How do you complete the square to solve \[{{x}^{2}}-2x-3=0\]?

Answer 1

Hint: In this problem, we have to solve the given quadratic equation using the complete square method. We have to make the LHS side as a perfect square. So first we will take the constant term to the RHS side.
Then we have to make the LHS side as a perfect square by doing required operations. Then we will get a perfect square to solve for x.

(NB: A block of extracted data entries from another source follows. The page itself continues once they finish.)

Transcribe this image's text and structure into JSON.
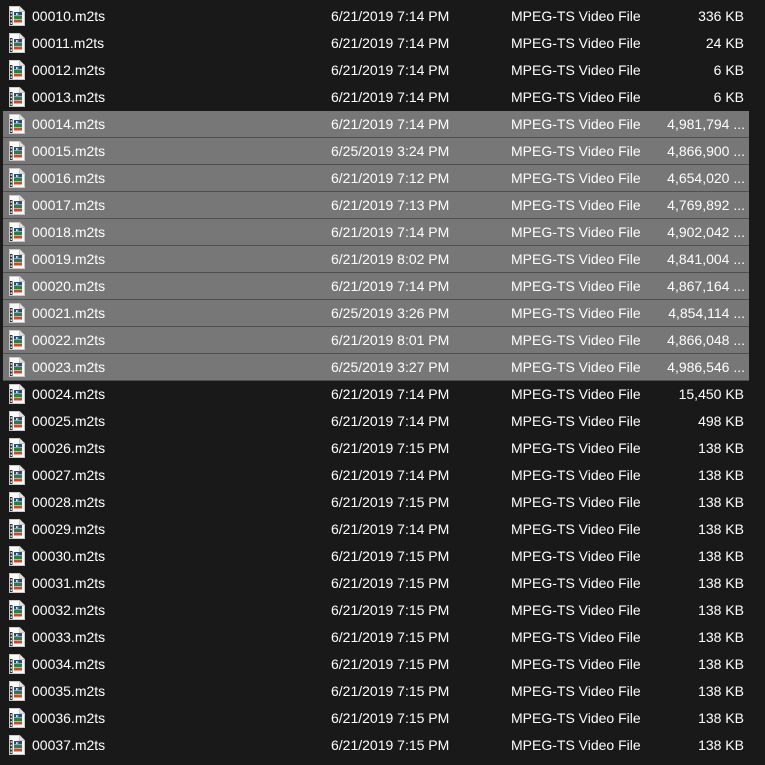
{
  "files": [
    {
      "name": "00010.m2ts",
      "date": "6/21/2019 7:14 PM",
      "type": "MPEG-TS Video File",
      "size": "336 KB",
      "selected": false
    },
    {
      "name": "00011.m2ts",
      "date": "6/21/2019 7:14 PM",
      "type": "MPEG-TS Video File",
      "size": "24 KB",
      "selected": false
    },
    {
      "name": "00012.m2ts",
      "date": "6/21/2019 7:14 PM",
      "type": "MPEG-TS Video File",
      "size": "6 KB",
      "selected": false
    },
    {
      "name": "00013.m2ts",
      "date": "6/21/2019 7:14 PM",
      "type": "MPEG-TS Video File",
      "size": "6 KB",
      "selected": false
    },
    {
      "name": "00014.m2ts",
      "date": "6/21/2019 7:14 PM",
      "type": "MPEG-TS Video File",
      "size": "4,981,794 ...",
      "selected": true
    },
    {
      "name": "00015.m2ts",
      "date": "6/25/2019 3:24 PM",
      "type": "MPEG-TS Video File",
      "size": "4,866,900 ...",
      "selected": true
    },
    {
      "name": "00016.m2ts",
      "date": "6/21/2019 7:12 PM",
      "type": "MPEG-TS Video File",
      "size": "4,654,020 ...",
      "selected": true
    },
    {
      "name": "00017.m2ts",
      "date": "6/21/2019 7:13 PM",
      "type": "MPEG-TS Video File",
      "size": "4,769,892 ...",
      "selected": true
    },
    {
      "name": "00018.m2ts",
      "date": "6/21/2019 7:14 PM",
      "type": "MPEG-TS Video File",
      "size": "4,902,042 ...",
      "selected": true
    },
    {
      "name": "00019.m2ts",
      "date": "6/21/2019 8:02 PM",
      "type": "MPEG-TS Video File",
      "size": "4,841,004 ...",
      "selected": true
    },
    {
      "name": "00020.m2ts",
      "date": "6/21/2019 7:14 PM",
      "type": "MPEG-TS Video File",
      "size": "4,867,164 ...",
      "selected": true
    },
    {
      "name": "00021.m2ts",
      "date": "6/25/2019 3:26 PM",
      "type": "MPEG-TS Video File",
      "size": "4,854,114 ...",
      "selected": true
    },
    {
      "name": "00022.m2ts",
      "date": "6/21/2019 8:01 PM",
      "type": "MPEG-TS Video File",
      "size": "4,866,048 ...",
      "selected": true
    },
    {
      "name": "00023.m2ts",
      "date": "6/25/2019 3:27 PM",
      "type": "MPEG-TS Video File",
      "size": "4,986,546 ...",
      "selected": true
    },
    {
      "name": "00024.m2ts",
      "date": "6/21/2019 7:14 PM",
      "type": "MPEG-TS Video File",
      "size": "15,450 KB",
      "selected": false
    },
    {
      "name": "00025.m2ts",
      "date": "6/21/2019 7:14 PM",
      "type": "MPEG-TS Video File",
      "size": "498 KB",
      "selected": false
    },
    {
      "name": "00026.m2ts",
      "date": "6/21/2019 7:15 PM",
      "type": "MPEG-TS Video File",
      "size": "138 KB",
      "selected": false
    },
    {
      "name": "00027.m2ts",
      "date": "6/21/2019 7:14 PM",
      "type": "MPEG-TS Video File",
      "size": "138 KB",
      "selected": false
    },
    {
      "name": "00028.m2ts",
      "date": "6/21/2019 7:15 PM",
      "type": "MPEG-TS Video File",
      "size": "138 KB",
      "selected": false
    },
    {
      "name": "00029.m2ts",
      "date": "6/21/2019 7:14 PM",
      "type": "MPEG-TS Video File",
      "size": "138 KB",
      "selected": false
    },
    {
      "name": "00030.m2ts",
      "date": "6/21/2019 7:15 PM",
      "type": "MPEG-TS Video File",
      "size": "138 KB",
      "selected": false
    },
    {
      "name": "00031.m2ts",
      "date": "6/21/2019 7:15 PM",
      "type": "MPEG-TS Video File",
      "size": "138 KB",
      "selected": false
    },
    {
      "name": "00032.m2ts",
      "date": "6/21/2019 7:15 PM",
      "type": "MPEG-TS Video File",
      "size": "138 KB",
      "selected": false
    },
    {
      "name": "00033.m2ts",
      "date": "6/21/2019 7:15 PM",
      "type": "MPEG-TS Video File",
      "size": "138 KB",
      "selected": false
    },
    {
      "name": "00034.m2ts",
      "date": "6/21/2019 7:15 PM",
      "type": "MPEG-TS Video File",
      "size": "138 KB",
      "selected": false
    },
    {
      "name": "00035.m2ts",
      "date": "6/21/2019 7:15 PM",
      "type": "MPEG-TS Video File",
      "size": "138 KB",
      "selected": false
    },
    {
      "name": "00036.m2ts",
      "date": "6/21/2019 7:15 PM",
      "type": "MPEG-TS Video File",
      "size": "138 KB",
      "selected": false
    },
    {
      "name": "00037.m2ts",
      "date": "6/21/2019 7:15 PM",
      "type": "MPEG-TS Video File",
      "size": "138 KB",
      "selected": false
    }
  ],
  "icon": "video-file-icon",
  "colors": {
    "background": "#191919",
    "selection": "#777777",
    "text": "#ffffff"
  }
}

Complete step-by-step answer:
So the given equation is
\[{{x}^{2}}-2x-3=0\]
Now we can add 3 on both sides in the above equation, we get
\[\begin{align}
  & \Rightarrow {{x}^{2}}-2x-3+3=0+3 \\
 & \Rightarrow {{x}^{2}}-2x=3 \\
\end{align}\]
Now we have to make it a perfect square on the LHS side.
we already know that
\[{{\left( a-b \right)}^{2}}={{a}^{2}}-2ab+{{b}^{2}}\]
So to convert the equation into this form we have to add 1 on both sides of the equation.
we get
\[\Rightarrow {{x}^{2}}-2x+1=3+1\]
We will get
\[\Rightarrow {{x}^{2}}-2x+1=4\]
We have already discussed the formula of perfect square.
Now we can apply this formula in the left-hand side of the above equation, we get
\[\Rightarrow {{\left( x-1 \right)}^{2}}=4\]
We can take square on both sides, we get
\[\Rightarrow \sqrt{{{\left( x-1 \right)}^{2}}}=\pm \sqrt{4}\]
We can cancel the square root on the left-hand side,
\[\Rightarrow x-1=\pm \sqrt{4}\]
Now we know that the square root of \[4\] is \[2\]. We will get
\[\Rightarrow x-1=\pm 2\]
Now we can add the number 1 on both sides, we get
\[\Rightarrow x=1\pm 2\]
We will get
\[\Rightarrow x=3,x=-1\]
Therefore, the value of \[x=3,-1\] .

Note: We can also do this by different methods but here it is given that we have to do it using complete square method otherwise we can use quadratic formula. While doing this method so also students can use direct formula to add \[{{\left( \frac{b}{2} \right)}^{2}}\]and then we can solve.